Making it worse in all this was how Reagan brought to the Conservative movement the religious evangelicals - something even Goldwater refused to do - empowering the Republicans into an absolutist, God-given belief structure that doubles down on the "We are the TRUE Americans and all power should be OURS" world-view turning this into a power struggle between the "righteous" and the "dread Other" who must be purged from the (Christian) national body like a disease. Never mind the corruption and violence that comes with such a world-view.

If Conservatism is so corrupting, so prone to self-empowering to the point of self-destruction, so intent on denying any power-sharing (or wealth-sharing) with others to where it never holds a true majority of people, how can it still be popular enough to hold any semblance of power in the first place?

Well obviously, Conservativism appeals to those who seek power and influence and wealth. They will buy into such an -Ism in the hopes they will profit from being in the elite few. This is why you will see women, Blacks, Latinos, other ethnic and gender minorities align themselves to a conservative movement that would deny basic human rights to their own. Because they believe they are in - or can conform to - the upper class - an elite made of money, of celebrity - protected by other conservatives.

But how can such Conservatism - defined by that elitist world-view - appeal to those still outside of that upper elite class? Why are there a vast number of those in poverty - such as the rural regions of the Midwest or the Deep South - in the lower classes still willing to vote for something against their own economic and legal interests?

Because that Conservatism still tells those among the lower classes that their social status - defined by racial ethnicity - grants them higher standing over others in the same economic levels.

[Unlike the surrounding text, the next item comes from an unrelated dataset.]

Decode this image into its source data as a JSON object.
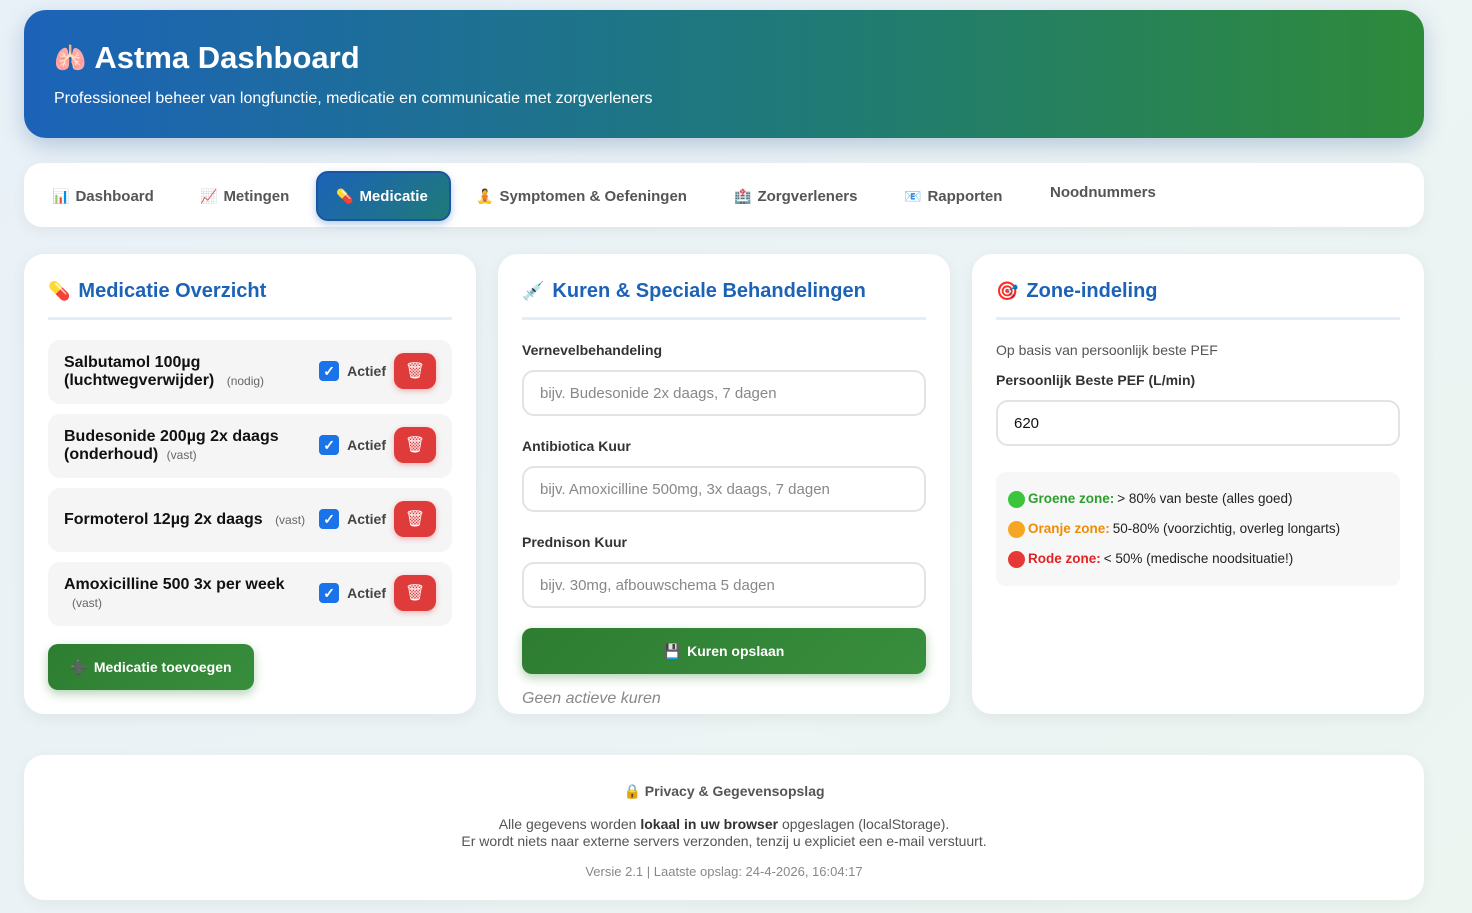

Yes, the low-income voters making up the Republican Conservative base are driven by racism, and that's what empowers the Culture War cruelty that the Republican leaders are inflicting on their own states.

The shortest, most polite way to describe Conservatism in America: It is a sociological, economic, and political philosophy that insists on maintaining a racist Status Quo that benefits those on the "right" side of the racist dividing line (White, Male, and/or Rich, preferably all three).

There's a lot more to be said about Conservatism - for one, I would argue against Wilhoit's point that there are no other philosophies, because I believe Conservatism is a reaction against Liberalism - but that's where my book project comes into play. More on that hopefully later when I find time to effing write it past the outline stage (the research is mostly done).

One of the things I argue about -Isms is how they are competing and oft-times conflicting ideologies, burdened by the reality that all of them can be wrong about the Human Condition in any given moment but will insist on being absolutely right. Conservatism is no different: It will insist on its own philosophical purity while ignoring the damage it does even to its own adherents.

The problem with modern Conservatism - at least here in the United States - is that conservatives are fully aware of the damage they can do and still push their agenda. The whole argument of "The Cruelty Is The Point", and what Boulle details as the Republican agenda to grant only themselves the Freedoms for their own power, proves how dangerous this -Ism has become.


1 comment:

dinthebeast said...

If you define "conservatism" as "the conserving of norms and traditions", there hasn't been anything conservative about the conservative movement for decades. "Conservative" is merely a name they call themselves because it attracts a large number of followers who may admire what conservatism once supposedly stood for.
Although it never really did, as far as I can tell, and I agree with you that it is mostly a reaction to change that the monied tend to fear above all else.